Highlights & Insights¶
- Extremely Simple Implementation: Requires modifying only a few lines of existing CFG code, directly inheriting most hyperparameters.
- Unity: Integrates guidance-free training methods for diffusion, AR, and masked models for the first time.
- Theoretical Guarantee: Theorem 1 proves that the optimal solution of GFT is consistent with the target CFG sampling distribution.
Limitations & Future Work¶
- The authors acknowledge that the sampling distribution of \(\beta\) (uniform distribution) may not be optimal.
- Validation on large-scale T2I generation (such as SDXL level) remains insufficient.

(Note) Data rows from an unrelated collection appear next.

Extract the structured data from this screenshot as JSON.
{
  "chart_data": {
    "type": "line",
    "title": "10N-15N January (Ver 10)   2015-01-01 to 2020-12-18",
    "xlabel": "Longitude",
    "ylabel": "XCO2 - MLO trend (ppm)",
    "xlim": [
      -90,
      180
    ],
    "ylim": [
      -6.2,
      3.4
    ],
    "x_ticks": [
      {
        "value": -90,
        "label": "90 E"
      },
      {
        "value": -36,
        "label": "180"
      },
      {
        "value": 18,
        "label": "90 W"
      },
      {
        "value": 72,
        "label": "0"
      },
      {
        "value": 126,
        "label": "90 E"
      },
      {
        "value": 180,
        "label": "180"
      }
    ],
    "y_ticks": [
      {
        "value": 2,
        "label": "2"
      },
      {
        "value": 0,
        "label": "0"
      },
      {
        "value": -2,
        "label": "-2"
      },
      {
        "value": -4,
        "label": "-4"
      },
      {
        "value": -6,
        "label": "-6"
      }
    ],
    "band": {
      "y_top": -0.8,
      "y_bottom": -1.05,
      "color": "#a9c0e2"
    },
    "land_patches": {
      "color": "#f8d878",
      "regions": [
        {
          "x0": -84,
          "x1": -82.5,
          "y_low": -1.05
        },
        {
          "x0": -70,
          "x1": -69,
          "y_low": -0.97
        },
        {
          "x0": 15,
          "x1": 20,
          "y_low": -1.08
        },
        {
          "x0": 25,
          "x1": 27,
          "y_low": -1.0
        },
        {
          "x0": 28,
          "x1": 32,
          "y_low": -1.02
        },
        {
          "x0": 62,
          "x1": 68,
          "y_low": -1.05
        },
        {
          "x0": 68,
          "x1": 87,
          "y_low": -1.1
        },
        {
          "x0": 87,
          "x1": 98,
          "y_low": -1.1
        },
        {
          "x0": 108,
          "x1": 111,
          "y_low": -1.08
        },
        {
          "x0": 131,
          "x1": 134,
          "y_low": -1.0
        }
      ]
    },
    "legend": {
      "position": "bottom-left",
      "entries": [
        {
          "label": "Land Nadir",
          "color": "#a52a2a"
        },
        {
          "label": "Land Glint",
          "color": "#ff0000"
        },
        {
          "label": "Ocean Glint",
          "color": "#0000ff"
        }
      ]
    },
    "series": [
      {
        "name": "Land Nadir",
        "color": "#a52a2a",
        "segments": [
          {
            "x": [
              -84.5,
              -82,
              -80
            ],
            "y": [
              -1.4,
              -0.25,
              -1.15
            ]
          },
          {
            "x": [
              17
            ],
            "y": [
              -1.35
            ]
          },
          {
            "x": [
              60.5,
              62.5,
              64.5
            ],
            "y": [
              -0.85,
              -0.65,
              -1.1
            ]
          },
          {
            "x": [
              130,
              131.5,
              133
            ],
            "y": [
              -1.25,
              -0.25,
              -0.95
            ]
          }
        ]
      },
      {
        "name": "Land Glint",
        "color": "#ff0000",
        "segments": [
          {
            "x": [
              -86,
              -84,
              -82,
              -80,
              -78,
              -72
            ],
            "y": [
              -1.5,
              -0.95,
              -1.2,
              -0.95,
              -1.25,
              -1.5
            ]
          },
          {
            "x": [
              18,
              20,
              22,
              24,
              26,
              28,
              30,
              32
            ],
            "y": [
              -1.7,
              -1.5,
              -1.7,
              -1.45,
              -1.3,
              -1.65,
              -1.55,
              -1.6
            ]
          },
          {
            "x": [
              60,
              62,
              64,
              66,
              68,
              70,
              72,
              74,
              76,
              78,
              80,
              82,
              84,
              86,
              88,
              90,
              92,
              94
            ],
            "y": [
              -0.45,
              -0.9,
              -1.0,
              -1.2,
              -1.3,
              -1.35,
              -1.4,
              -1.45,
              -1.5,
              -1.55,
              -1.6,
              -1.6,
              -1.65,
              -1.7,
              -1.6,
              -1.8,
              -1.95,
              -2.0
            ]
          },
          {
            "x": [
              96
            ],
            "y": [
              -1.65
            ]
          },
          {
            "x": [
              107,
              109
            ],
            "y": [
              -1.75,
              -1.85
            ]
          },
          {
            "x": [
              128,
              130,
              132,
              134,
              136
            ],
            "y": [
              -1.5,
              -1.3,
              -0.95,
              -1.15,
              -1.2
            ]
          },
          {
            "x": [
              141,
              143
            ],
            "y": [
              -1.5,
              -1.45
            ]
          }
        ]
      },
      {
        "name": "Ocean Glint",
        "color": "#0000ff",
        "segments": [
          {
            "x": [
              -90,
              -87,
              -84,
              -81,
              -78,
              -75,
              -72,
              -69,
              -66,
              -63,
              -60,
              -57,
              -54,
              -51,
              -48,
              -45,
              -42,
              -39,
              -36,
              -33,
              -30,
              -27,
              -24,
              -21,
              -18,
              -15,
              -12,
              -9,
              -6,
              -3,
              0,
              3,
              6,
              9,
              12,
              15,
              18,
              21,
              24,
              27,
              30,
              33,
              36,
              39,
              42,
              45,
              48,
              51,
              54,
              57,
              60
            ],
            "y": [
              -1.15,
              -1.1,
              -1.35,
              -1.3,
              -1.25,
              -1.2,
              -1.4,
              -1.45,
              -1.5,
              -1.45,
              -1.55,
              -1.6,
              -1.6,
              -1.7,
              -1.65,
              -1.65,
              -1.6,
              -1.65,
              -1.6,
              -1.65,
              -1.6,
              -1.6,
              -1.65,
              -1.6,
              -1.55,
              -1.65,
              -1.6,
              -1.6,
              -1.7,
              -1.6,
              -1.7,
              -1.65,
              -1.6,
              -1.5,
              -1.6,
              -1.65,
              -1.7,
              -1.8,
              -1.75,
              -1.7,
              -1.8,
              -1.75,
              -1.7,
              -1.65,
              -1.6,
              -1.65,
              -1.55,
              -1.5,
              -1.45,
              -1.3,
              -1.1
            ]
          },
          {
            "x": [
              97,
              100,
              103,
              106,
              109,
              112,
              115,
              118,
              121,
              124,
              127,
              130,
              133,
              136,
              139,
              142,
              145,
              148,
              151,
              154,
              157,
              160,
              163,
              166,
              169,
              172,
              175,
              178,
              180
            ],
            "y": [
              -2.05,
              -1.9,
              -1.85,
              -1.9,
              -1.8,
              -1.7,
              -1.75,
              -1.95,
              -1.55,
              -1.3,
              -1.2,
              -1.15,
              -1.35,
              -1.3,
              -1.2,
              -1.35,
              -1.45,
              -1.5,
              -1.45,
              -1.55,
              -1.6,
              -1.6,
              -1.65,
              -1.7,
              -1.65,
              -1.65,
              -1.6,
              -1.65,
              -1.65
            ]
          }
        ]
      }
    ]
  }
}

- The integration with acceleration methods like consistency models has not been explored.
Rating¶
- Novelty: ⭐⭐⭐⭐ The parameterization perspective is ingenious, though the core is mathematically a reformulation of CFG.
- Experimental Thoroughness: ⭐⭐⭐⭐⭐ Full coverage across five models, class-conditional/text-conditional settings.
- Writing Quality: ⭐⭐⭐⭐⭐ Clear derivation and fair experimental comparisons.
- Value: ⭐⭐⭐⭐⭐ Highly practical, with strong potential to become a standard method replacing CFG.